I locked the truck up, ran into the store and looked for a tire repair kit. I found the spot where they used to be, but they were sold out. No big deal. There was another gas station a few buildings down. Another strike out, but the clerk said that there was another gas station “up the road a little bit”. Hell, I couldn’t even see lights “up the road a little bit”. But at this point, I had my mind set on fixing the tire. So I started plodding.

I don’t know if you’ve done much wandering through homeless colonies in the middle of the night in strange cities, but here are a few tips. Never let them smell your fear. Put on your best crazy face and pretend that you’re either strung out on something or that you’re schizophrenic and in a full blown crisis. Occasional outbursts of animal noises and flailing limbs can add to the effect. If you can’t sell the act and you feel like you’re in danger, piss your pants and start approaching the perceived aggressor. If all else fails, consider the nuclear option. Even the most desperate, despicable, dastardly derelicts tend not to rob or rape folks covered in excrement.

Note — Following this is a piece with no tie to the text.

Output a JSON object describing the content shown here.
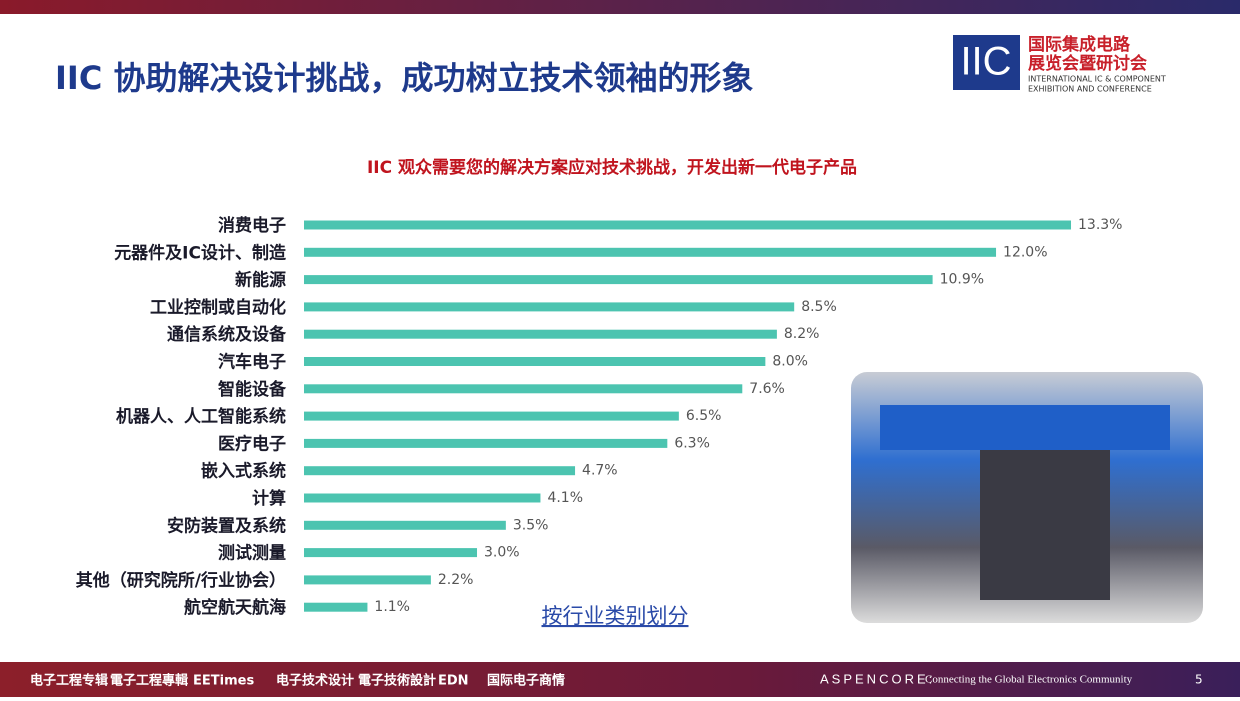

“Up the road a little bit” ended up being about a mile. The lights were on, but I’ll be damned if the place wasn’t locked up tighter than Fort Knox. I looked in the window and saw two tire repair kits on the rack staring back at me. They were taunting me. I saw a large rock on the ground. I stepped back, looked further up the road and considered my options.

About that time, a man who appeared to be in his early twenties pulled up to get some gas. What a relief! I’m not the only survivor after all. I explained my situation and he asked why I didn’t just call for roadside assistance. Touché! He did let me know that there were a few more gas stations further up the road.

So, back to pounding the pavement I went. Another mile up the road it was as if I re-emerged into civilization. I made the transition from black and white to the world of color. The atmosphere was raucous compared to the darkness from which I had just left behind.

I went into the gas station with low expectations. Hallelujah! One tire repair kit left. For good measure, I grabbed a can of some Fix-A-Fat knock-off. No way I was going to make this hike again if I could help it.

When I got back to the truck, I honestly didn’t know what to expect. Would it still be there? Would it be vandalized? Would it be on fire and the center-piece for an epic Vienna sausage roast? Fortunately, it appeared to be unmolested. Under the watchful, wonderous wandering eyes of my new friends, I patched the tire up in less than 2 minutes. I tossed Gollum a five and peeled out. Finally, after my two hour long adventure, I was back on the road again.

I’m already looking forward to my next adventure!

“We don’t make mistakes, just happy little accidents.”

- Bob Ross

“The first rule of Zombieland: Cardio. When the zombie outbreak first hit, the first to go, for obvious reasons… were the fatties.”

- Jesse Eisenberg

“Zombies are the middle children of the otherworldly family. Vampires are the oldest brother who gets to have a room in the attic, all tripped out with a disco ball and shag carpet. Werewolves are the youngest, the babies, always getting pinched and told they’re cute. With all that attention stolen away from the middle child Zombie, no wonder she shuffles off grumbling, “Marsha, Marsha, Marsha.”